A reverse mortgage is a special loan type that is available to homeowners who are 62 years of age or older. Money is borrowed against the equity in your home and is distributed through payments sent to the homeowner at regular intervals. Reverse mortgages are also associated with high fees and potential impact on assets after a homeowner's death, so some homeowners have second thoughts and want to undo their reverse mortgage before they start receiving payments.
Inform the lender who issued the reverse mortgage in writing that you want to cancel the loan. This generally must be done within three business days of the loan closing. If mailing the request, send it using certified mail with a return receipt requested so that you can confirm when the request is accepted and who accepts it. Some lenders have cancellation forms that you can use to make your request, while others require you to write your request yourself.

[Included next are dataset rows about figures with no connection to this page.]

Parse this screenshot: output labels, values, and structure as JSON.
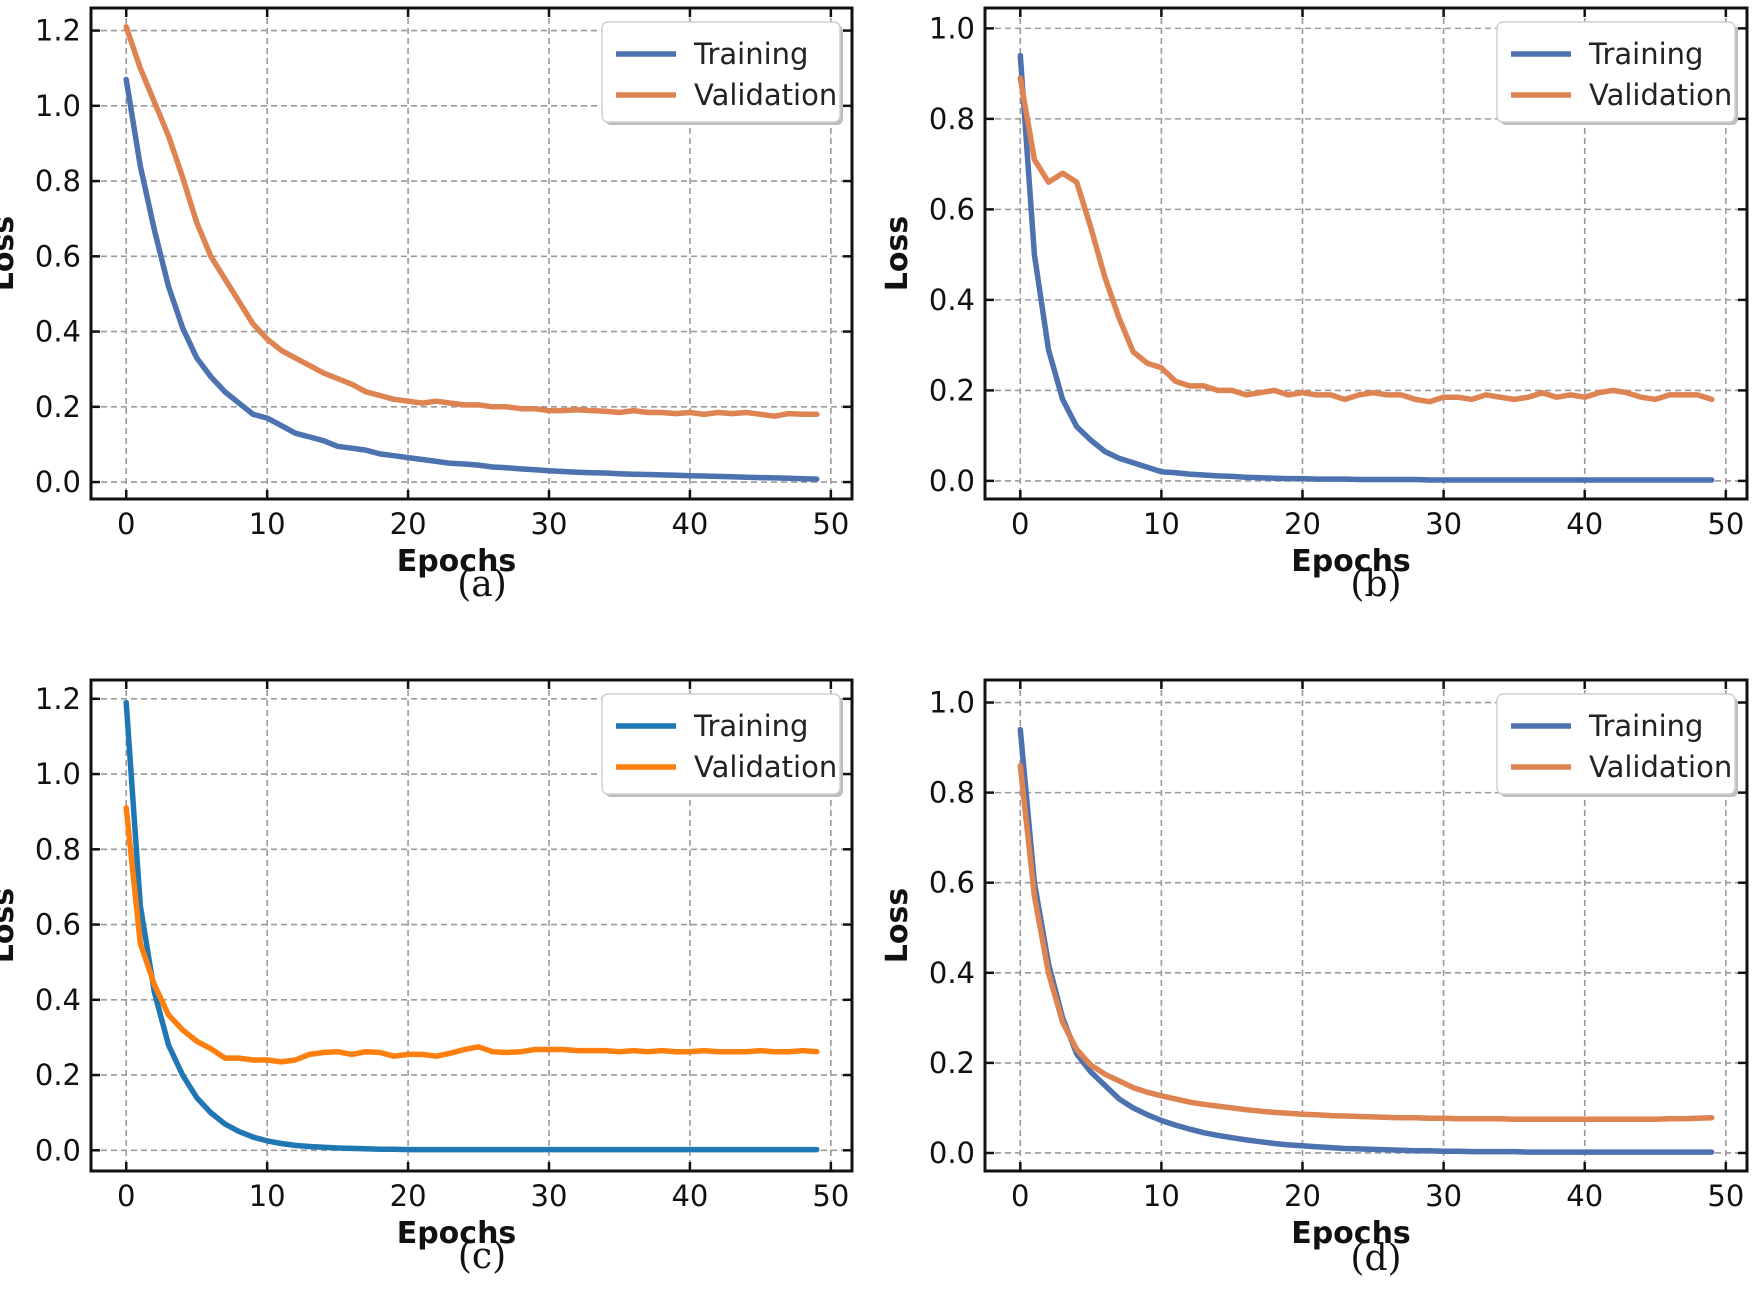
{
  "chart_data": [
    {
      "type": "line",
      "panel": "(a)",
      "xlabel": "Epochs",
      "ylabel": "Loss",
      "xlim": [
        -2.5,
        51.5
      ],
      "ylim": [
        -0.045,
        1.26
      ],
      "xticks": [
        0,
        10,
        20,
        30,
        40,
        50
      ],
      "xtick_labels": [
        "0",
        "10",
        "20",
        "30",
        "40",
        "50"
      ],
      "yticks": [
        0.0,
        0.2,
        0.4,
        0.6,
        0.8,
        1.0,
        1.2
      ],
      "ytick_labels": [
        "0.0",
        "0.2",
        "0.4",
        "0.6",
        "0.8",
        "1.0",
        "1.2"
      ],
      "grid": true,
      "legend_position": "top-right",
      "series": [
        {
          "name": "Training",
          "color": "#4c72b0",
          "x": [
            0,
            1,
            2,
            3,
            4,
            5,
            6,
            7,
            8,
            9,
            10,
            11,
            12,
            13,
            14,
            15,
            16,
            17,
            18,
            19,
            20,
            21,
            22,
            23,
            24,
            25,
            26,
            27,
            28,
            29,
            30,
            31,
            32,
            33,
            34,
            35,
            36,
            37,
            38,
            39,
            40,
            41,
            42,
            43,
            44,
            45,
            46,
            47,
            48,
            49
          ],
          "y": [
            1.07,
            0.84,
            0.67,
            0.52,
            0.41,
            0.33,
            0.28,
            0.24,
            0.21,
            0.18,
            0.17,
            0.15,
            0.13,
            0.12,
            0.11,
            0.095,
            0.09,
            0.085,
            0.075,
            0.07,
            0.065,
            0.06,
            0.055,
            0.05,
            0.048,
            0.045,
            0.04,
            0.038,
            0.035,
            0.033,
            0.03,
            0.028,
            0.026,
            0.025,
            0.024,
            0.022,
            0.021,
            0.02,
            0.019,
            0.018,
            0.017,
            0.016,
            0.015,
            0.014,
            0.013,
            0.012,
            0.011,
            0.01,
            0.009,
            0.008
          ]
        },
        {
          "name": "Validation",
          "color": "#dd8452",
          "x": [
            0,
            1,
            2,
            3,
            4,
            5,
            6,
            7,
            8,
            9,
            10,
            11,
            12,
            13,
            14,
            15,
            16,
            17,
            18,
            19,
            20,
            21,
            22,
            23,
            24,
            25,
            26,
            27,
            28,
            29,
            30,
            31,
            32,
            33,
            34,
            35,
            36,
            37,
            38,
            39,
            40,
            41,
            42,
            43,
            44,
            45,
            46,
            47,
            48,
            49
          ],
          "y": [
            1.21,
            1.1,
            1.01,
            0.92,
            0.81,
            0.69,
            0.6,
            0.54,
            0.48,
            0.42,
            0.38,
            0.35,
            0.33,
            0.31,
            0.29,
            0.275,
            0.26,
            0.24,
            0.23,
            0.22,
            0.215,
            0.21,
            0.215,
            0.21,
            0.205,
            0.205,
            0.2,
            0.2,
            0.195,
            0.195,
            0.19,
            0.19,
            0.192,
            0.19,
            0.188,
            0.185,
            0.19,
            0.185,
            0.185,
            0.182,
            0.185,
            0.18,
            0.185,
            0.182,
            0.185,
            0.18,
            0.175,
            0.182,
            0.18,
            0.18
          ]
        }
      ]
    },
    {
      "type": "line",
      "panel": "(b)",
      "xlabel": "Epochs",
      "ylabel": "Loss",
      "xlim": [
        -2.5,
        51.5
      ],
      "ylim": [
        -0.04,
        1.045
      ],
      "xticks": [
        0,
        10,
        20,
        30,
        40,
        50
      ],
      "xtick_labels": [
        "0",
        "10",
        "20",
        "30",
        "40",
        "50"
      ],
      "yticks": [
        0.0,
        0.2,
        0.4,
        0.6,
        0.8,
        1.0
      ],
      "ytick_labels": [
        "0.0",
        "0.2",
        "0.4",
        "0.6",
        "0.8",
        "1.0"
      ],
      "grid": true,
      "legend_position": "top-right",
      "series": [
        {
          "name": "Training",
          "color": "#4c72b0",
          "x": [
            0,
            1,
            2,
            3,
            4,
            5,
            6,
            7,
            8,
            9,
            10,
            11,
            12,
            13,
            14,
            15,
            16,
            17,
            18,
            19,
            20,
            21,
            22,
            23,
            24,
            25,
            26,
            27,
            28,
            29,
            30,
            31,
            32,
            33,
            34,
            35,
            36,
            37,
            38,
            39,
            40,
            41,
            42,
            43,
            44,
            45,
            46,
            47,
            48,
            49
          ],
          "y": [
            0.94,
            0.5,
            0.29,
            0.18,
            0.12,
            0.09,
            0.065,
            0.05,
            0.04,
            0.03,
            0.02,
            0.018,
            0.015,
            0.013,
            0.011,
            0.01,
            0.008,
            0.007,
            0.006,
            0.005,
            0.005,
            0.004,
            0.004,
            0.004,
            0.003,
            0.003,
            0.003,
            0.003,
            0.003,
            0.002,
            0.002,
            0.002,
            0.002,
            0.002,
            0.002,
            0.002,
            0.002,
            0.002,
            0.002,
            0.002,
            0.002,
            0.002,
            0.002,
            0.002,
            0.002,
            0.002,
            0.002,
            0.002,
            0.002,
            0.002
          ]
        },
        {
          "name": "Validation",
          "color": "#dd8452",
          "x": [
            0,
            1,
            2,
            3,
            4,
            5,
            6,
            7,
            8,
            9,
            10,
            11,
            12,
            13,
            14,
            15,
            16,
            17,
            18,
            19,
            20,
            21,
            22,
            23,
            24,
            25,
            26,
            27,
            28,
            29,
            30,
            31,
            32,
            33,
            34,
            35,
            36,
            37,
            38,
            39,
            40,
            41,
            42,
            43,
            44,
            45,
            46,
            47,
            48,
            49
          ],
          "y": [
            0.89,
            0.71,
            0.66,
            0.68,
            0.66,
            0.56,
            0.45,
            0.36,
            0.285,
            0.26,
            0.25,
            0.22,
            0.21,
            0.21,
            0.2,
            0.2,
            0.19,
            0.195,
            0.2,
            0.19,
            0.195,
            0.19,
            0.19,
            0.18,
            0.19,
            0.195,
            0.19,
            0.19,
            0.18,
            0.175,
            0.185,
            0.185,
            0.18,
            0.19,
            0.185,
            0.18,
            0.185,
            0.195,
            0.185,
            0.19,
            0.185,
            0.195,
            0.2,
            0.195,
            0.185,
            0.18,
            0.19,
            0.19,
            0.19,
            0.18
          ]
        }
      ]
    },
    {
      "type": "line",
      "panel": "(c)",
      "xlabel": "Epochs",
      "ylabel": "Loss",
      "xlim": [
        -2.5,
        51.5
      ],
      "ylim": [
        -0.055,
        1.25
      ],
      "xticks": [
        0,
        10,
        20,
        30,
        40,
        50
      ],
      "xtick_labels": [
        "0",
        "10",
        "20",
        "30",
        "40",
        "50"
      ],
      "yticks": [
        0.0,
        0.2,
        0.4,
        0.6,
        0.8,
        1.0,
        1.2
      ],
      "ytick_labels": [
        "0.0",
        "0.2",
        "0.4",
        "0.6",
        "0.8",
        "1.0",
        "1.2"
      ],
      "grid": true,
      "legend_position": "top-right",
      "series": [
        {
          "name": "Training",
          "color": "#1f77b4",
          "x": [
            0,
            1,
            2,
            3,
            4,
            5,
            6,
            7,
            8,
            9,
            10,
            11,
            12,
            13,
            14,
            15,
            16,
            17,
            18,
            19,
            20,
            21,
            22,
            23,
            24,
            25,
            26,
            27,
            28,
            29,
            30,
            31,
            32,
            33,
            34,
            35,
            36,
            37,
            38,
            39,
            40,
            41,
            42,
            43,
            44,
            45,
            46,
            47,
            48,
            49
          ],
          "y": [
            1.19,
            0.65,
            0.42,
            0.28,
            0.2,
            0.14,
            0.1,
            0.07,
            0.05,
            0.035,
            0.025,
            0.018,
            0.013,
            0.01,
            0.008,
            0.006,
            0.005,
            0.004,
            0.003,
            0.003,
            0.002,
            0.002,
            0.002,
            0.002,
            0.002,
            0.002,
            0.002,
            0.002,
            0.002,
            0.002,
            0.002,
            0.002,
            0.002,
            0.002,
            0.002,
            0.002,
            0.002,
            0.002,
            0.002,
            0.002,
            0.002,
            0.002,
            0.002,
            0.002,
            0.002,
            0.002,
            0.002,
            0.002,
            0.002,
            0.002
          ]
        },
        {
          "name": "Validation",
          "color": "#ff7f0e",
          "x": [
            0,
            1,
            2,
            3,
            4,
            5,
            6,
            7,
            8,
            9,
            10,
            11,
            12,
            13,
            14,
            15,
            16,
            17,
            18,
            19,
            20,
            21,
            22,
            23,
            24,
            25,
            26,
            27,
            28,
            29,
            30,
            31,
            32,
            33,
            34,
            35,
            36,
            37,
            38,
            39,
            40,
            41,
            42,
            43,
            44,
            45,
            46,
            47,
            48,
            49
          ],
          "y": [
            0.91,
            0.55,
            0.44,
            0.36,
            0.32,
            0.29,
            0.27,
            0.245,
            0.245,
            0.24,
            0.24,
            0.235,
            0.24,
            0.255,
            0.26,
            0.262,
            0.255,
            0.262,
            0.26,
            0.25,
            0.255,
            0.255,
            0.25,
            0.258,
            0.268,
            0.275,
            0.262,
            0.26,
            0.262,
            0.268,
            0.268,
            0.268,
            0.265,
            0.265,
            0.265,
            0.262,
            0.265,
            0.262,
            0.265,
            0.262,
            0.262,
            0.265,
            0.262,
            0.262,
            0.262,
            0.265,
            0.262,
            0.262,
            0.265,
            0.262
          ]
        }
      ]
    },
    {
      "type": "line",
      "panel": "(d)",
      "xlabel": "Epochs",
      "ylabel": "Loss",
      "xlim": [
        -2.5,
        51.5
      ],
      "ylim": [
        -0.04,
        1.05
      ],
      "xticks": [
        0,
        10,
        20,
        30,
        40,
        50
      ],
      "xtick_labels": [
        "0",
        "10",
        "20",
        "30",
        "40",
        "50"
      ],
      "yticks": [
        0.0,
        0.2,
        0.4,
        0.6,
        0.8,
        1.0
      ],
      "ytick_labels": [
        "0.0",
        "0.2",
        "0.4",
        "0.6",
        "0.8",
        "1.0"
      ],
      "grid": true,
      "legend_position": "top-right",
      "series": [
        {
          "name": "Training",
          "color": "#4c72b0",
          "x": [
            0,
            1,
            2,
            3,
            4,
            5,
            6,
            7,
            8,
            9,
            10,
            11,
            12,
            13,
            14,
            15,
            16,
            17,
            18,
            19,
            20,
            21,
            22,
            23,
            24,
            25,
            26,
            27,
            28,
            29,
            30,
            31,
            32,
            33,
            34,
            35,
            36,
            37,
            38,
            39,
            40,
            41,
            42,
            43,
            44,
            45,
            46,
            47,
            48,
            49
          ],
          "y": [
            0.94,
            0.6,
            0.42,
            0.3,
            0.22,
            0.18,
            0.15,
            0.12,
            0.1,
            0.085,
            0.072,
            0.062,
            0.053,
            0.045,
            0.039,
            0.034,
            0.029,
            0.025,
            0.021,
            0.018,
            0.016,
            0.014,
            0.012,
            0.01,
            0.009,
            0.008,
            0.007,
            0.006,
            0.005,
            0.005,
            0.004,
            0.004,
            0.003,
            0.003,
            0.003,
            0.003,
            0.002,
            0.002,
            0.002,
            0.002,
            0.002,
            0.002,
            0.002,
            0.002,
            0.002,
            0.002,
            0.002,
            0.002,
            0.002,
            0.002
          ]
        },
        {
          "name": "Validation",
          "color": "#dd8452",
          "x": [
            0,
            1,
            2,
            3,
            4,
            5,
            6,
            7,
            8,
            9,
            10,
            11,
            12,
            13,
            14,
            15,
            16,
            17,
            18,
            19,
            20,
            21,
            22,
            23,
            24,
            25,
            26,
            27,
            28,
            29,
            30,
            31,
            32,
            33,
            34,
            35,
            36,
            37,
            38,
            39,
            40,
            41,
            42,
            43,
            44,
            45,
            46,
            47,
            48,
            49
          ],
          "y": [
            0.86,
            0.57,
            0.4,
            0.29,
            0.23,
            0.195,
            0.175,
            0.16,
            0.145,
            0.135,
            0.127,
            0.12,
            0.113,
            0.108,
            0.104,
            0.1,
            0.096,
            0.093,
            0.09,
            0.088,
            0.086,
            0.085,
            0.083,
            0.082,
            0.081,
            0.08,
            0.079,
            0.078,
            0.078,
            0.077,
            0.077,
            0.076,
            0.076,
            0.076,
            0.076,
            0.075,
            0.075,
            0.075,
            0.075,
            0.075,
            0.075,
            0.075,
            0.075,
            0.075,
            0.075,
            0.075,
            0.076,
            0.076,
            0.077,
            0.078
          ]
        }
      ]
    }
  ]
}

Consult your reverse mortgage contract if it has been more than three business days and you are unable to cancel the loan without penalty. The contract should include a cancellation clause detailing what penalties may be applied for early loan termination and the process by which you or the lender may cancel the loan.
Contact the lender who issued the reverse mortgage and inform them that you wish to pay off the loan and terminate the loan contract. You will have to repay any money that has been paid out from the loan as well as any fines or other fees associated with early termination, as stated by the loan contract. You will also have to pay any interest that has accrued on the amount already paid.
If you are unable to pay off the amount due on a reverse mortgage, most lenders allow you to take out a standard "forward" mortgage for the amount owed; you then can begin making monthly loan payments to pay off the amount that has been borrowed.